TimZaman commented 8 years ago

It seems like you are using single (1) channel (grayscale) images. Try using a color (3 channel) dataset. Alternatively you could use a grayscale (1 channel) pretrained model.

IsaacYangSLA commented 8 years ago

@TimZaman , thanks. @paras42 , Tim pointed out the issue. The pre-trained weights tells your Caffe the conv1 should be constructed to handle 3 channels (the 3 in 96, 3, 11, 11), but your data is single channel (1 in 96, 1, 11, 11). The number 96 is num_output, 11 the kernel_size, and they match between train_val.prototxt and pre-trained weights. The only mismatch is that number of channels.

paras42 commented 8 years ago

Great, Thanks for the explanation. Very helpful.

Paras

Sent from my iPhone

Sent from my iPhone

On Jul 16, 2016, at 1:02 PM, Isaac Yang notifications@github.com wrote:

@TimZaman , thanks. @paras42 , Tim pointed out the issue. The pre-trained weights tells your Caffe the conv1 should be constructed to handle 3 channels (the 3 in 96, 3, 11, 11), but your data is single channel (1 in 96, 1, 11, 11). The number 96 is num_output, 11 the kernel_size, and they match between train_val.prototxt and pre-trained weights. The only mismatch is that number of channels.

— You are receiving this because you were mentioned. Reply to this email directly, view it on GitHub, or mute the thread.

IsaacYangSLA commented 8 years ago

@para42, you are welcome. I will close this issue, but you are free to add more comments in case your issue happen again.

mvab commented 8 years ago

@paras42 I'm having the same problem.
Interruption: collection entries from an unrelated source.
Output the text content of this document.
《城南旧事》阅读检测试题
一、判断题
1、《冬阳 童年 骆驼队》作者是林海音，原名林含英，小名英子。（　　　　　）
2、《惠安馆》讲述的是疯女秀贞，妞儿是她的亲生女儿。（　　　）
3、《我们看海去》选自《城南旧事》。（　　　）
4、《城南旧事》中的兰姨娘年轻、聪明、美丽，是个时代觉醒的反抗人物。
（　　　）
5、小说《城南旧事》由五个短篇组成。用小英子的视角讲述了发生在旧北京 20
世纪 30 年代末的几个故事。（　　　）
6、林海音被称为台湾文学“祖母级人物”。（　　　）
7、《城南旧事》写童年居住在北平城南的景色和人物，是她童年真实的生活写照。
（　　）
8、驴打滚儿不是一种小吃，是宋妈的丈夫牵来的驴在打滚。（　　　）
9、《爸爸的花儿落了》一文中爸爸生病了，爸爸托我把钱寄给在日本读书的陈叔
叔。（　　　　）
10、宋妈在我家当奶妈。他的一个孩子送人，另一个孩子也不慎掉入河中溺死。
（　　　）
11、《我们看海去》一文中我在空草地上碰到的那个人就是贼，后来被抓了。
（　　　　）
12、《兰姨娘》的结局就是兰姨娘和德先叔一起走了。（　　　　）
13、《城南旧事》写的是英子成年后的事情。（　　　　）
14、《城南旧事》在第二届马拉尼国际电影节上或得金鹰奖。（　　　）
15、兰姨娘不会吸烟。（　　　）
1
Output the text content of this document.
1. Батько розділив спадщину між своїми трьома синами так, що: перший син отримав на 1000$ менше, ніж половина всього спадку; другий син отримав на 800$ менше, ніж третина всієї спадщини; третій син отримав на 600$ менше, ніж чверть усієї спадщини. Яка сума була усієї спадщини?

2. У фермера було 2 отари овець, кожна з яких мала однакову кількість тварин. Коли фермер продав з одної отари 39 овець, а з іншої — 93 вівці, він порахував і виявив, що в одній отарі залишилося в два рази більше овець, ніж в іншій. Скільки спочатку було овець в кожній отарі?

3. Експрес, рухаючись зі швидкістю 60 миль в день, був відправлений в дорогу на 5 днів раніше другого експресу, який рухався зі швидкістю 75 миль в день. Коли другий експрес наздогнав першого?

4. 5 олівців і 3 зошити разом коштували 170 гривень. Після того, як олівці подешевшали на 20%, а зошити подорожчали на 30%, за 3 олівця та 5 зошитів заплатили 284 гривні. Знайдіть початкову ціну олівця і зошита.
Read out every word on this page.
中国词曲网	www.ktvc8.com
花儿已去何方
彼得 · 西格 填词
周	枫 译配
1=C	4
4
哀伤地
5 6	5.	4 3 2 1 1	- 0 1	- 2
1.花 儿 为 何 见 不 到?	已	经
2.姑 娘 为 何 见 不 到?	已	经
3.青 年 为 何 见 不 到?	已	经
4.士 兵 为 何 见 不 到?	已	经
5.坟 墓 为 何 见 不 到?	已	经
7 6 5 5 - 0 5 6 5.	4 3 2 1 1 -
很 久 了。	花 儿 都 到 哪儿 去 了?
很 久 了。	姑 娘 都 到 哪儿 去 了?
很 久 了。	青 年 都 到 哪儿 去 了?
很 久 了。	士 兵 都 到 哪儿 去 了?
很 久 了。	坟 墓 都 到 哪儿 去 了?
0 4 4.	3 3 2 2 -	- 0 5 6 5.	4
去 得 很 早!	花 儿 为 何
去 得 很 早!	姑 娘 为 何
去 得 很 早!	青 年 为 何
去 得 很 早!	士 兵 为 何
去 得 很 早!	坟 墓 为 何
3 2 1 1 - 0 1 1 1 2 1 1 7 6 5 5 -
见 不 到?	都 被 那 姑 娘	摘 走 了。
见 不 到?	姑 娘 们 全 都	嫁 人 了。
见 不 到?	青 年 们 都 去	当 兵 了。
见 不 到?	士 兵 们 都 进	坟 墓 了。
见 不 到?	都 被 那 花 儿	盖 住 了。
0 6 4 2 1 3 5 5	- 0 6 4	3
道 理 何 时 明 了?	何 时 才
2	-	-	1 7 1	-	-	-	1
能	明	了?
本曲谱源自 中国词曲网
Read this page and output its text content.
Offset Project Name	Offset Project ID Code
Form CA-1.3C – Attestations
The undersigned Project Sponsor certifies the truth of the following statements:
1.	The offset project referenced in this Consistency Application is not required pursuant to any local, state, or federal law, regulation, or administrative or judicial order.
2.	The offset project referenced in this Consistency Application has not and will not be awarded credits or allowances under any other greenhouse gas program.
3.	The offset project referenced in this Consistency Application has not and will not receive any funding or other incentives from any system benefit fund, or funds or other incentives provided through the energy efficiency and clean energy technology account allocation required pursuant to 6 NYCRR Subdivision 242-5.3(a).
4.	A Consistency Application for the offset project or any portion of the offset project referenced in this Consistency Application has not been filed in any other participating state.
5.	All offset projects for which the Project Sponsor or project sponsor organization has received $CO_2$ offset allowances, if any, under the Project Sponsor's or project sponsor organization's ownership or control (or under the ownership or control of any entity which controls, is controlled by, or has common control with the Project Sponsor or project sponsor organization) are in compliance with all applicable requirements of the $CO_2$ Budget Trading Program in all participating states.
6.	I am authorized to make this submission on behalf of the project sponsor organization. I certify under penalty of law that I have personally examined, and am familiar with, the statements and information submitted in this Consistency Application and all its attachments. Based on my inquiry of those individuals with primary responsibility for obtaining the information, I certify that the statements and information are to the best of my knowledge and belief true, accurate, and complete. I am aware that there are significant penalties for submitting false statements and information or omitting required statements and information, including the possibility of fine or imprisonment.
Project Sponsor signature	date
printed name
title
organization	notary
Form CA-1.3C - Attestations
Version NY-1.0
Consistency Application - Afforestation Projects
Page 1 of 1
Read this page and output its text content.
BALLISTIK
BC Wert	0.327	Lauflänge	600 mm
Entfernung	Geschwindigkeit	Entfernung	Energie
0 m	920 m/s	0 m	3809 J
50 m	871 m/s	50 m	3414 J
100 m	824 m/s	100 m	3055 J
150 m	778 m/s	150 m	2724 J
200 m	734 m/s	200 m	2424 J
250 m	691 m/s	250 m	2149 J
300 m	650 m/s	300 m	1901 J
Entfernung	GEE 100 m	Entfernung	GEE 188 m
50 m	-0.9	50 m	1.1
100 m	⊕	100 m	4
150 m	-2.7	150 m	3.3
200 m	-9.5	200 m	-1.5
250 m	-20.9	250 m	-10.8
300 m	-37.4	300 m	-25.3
I was wondering what did you end up doing - did you find a good grayscale model?

TimZaman commented 8 years ago

@marinavab I'm afraid the easiest solution is pretraining your own Grayscale-Alexnet with just 1 input layer instead of 3. You'd have to download something like ImageNet and let your grayscale alexnet train for a weekend, depending on your GPU(s). In DIGITS, you can just import the ImageNet dataset by setting the 'Grayscale' flag, so it will import all images as grayscale. If you are in an immediate rush, you could also probably expand the dimension of your input of 1 channel into 3 channels using Caffe - but that will probably give you pretty poor performance as the pretrained network is used to seeing things with full color.

masaff commented 7 years ago

is there any caffe pre-trained model so that we can use on gray-scale images? I just changed the number of channel in deploy.prototxt file from 3 to 1 and also add force_gray: true in my data_param but I still have the same error. Can you please help me?

medhani commented 7 years ago

I was trying to test a convolution and deconvolution network. But I got this error.

Cannot copy param 0 weights from layer 'deconv3_4'; shape mismatch. Source param shape is 256 256 3 3 (589824); target param shape is 512 256 3 3 (1179648). To learn this layer's parameters from scratch rather than copying from a saved net, rename the layer

I didn’t change anything on the network structure . I only replace the data layer as follows.

layer { name: "data" type: "Input" top: "data" input_param { shape: { dim: 20 dim: 3 dim: 256 dim: 256 } } }

TimZaman commented 7 years ago

Seems the shape discrepancy is 512 x 256 versus 256 x 256. Are you sure your input data format is one or the other? Are you pretraining?

medhani commented 7 years ago

I trained the network and now I want to load the weights. I used 256 x 256 size images for training.

ghost commented 5 years ago

@medhani Could you tell me exactly where you had to add the data layer in the prototxt?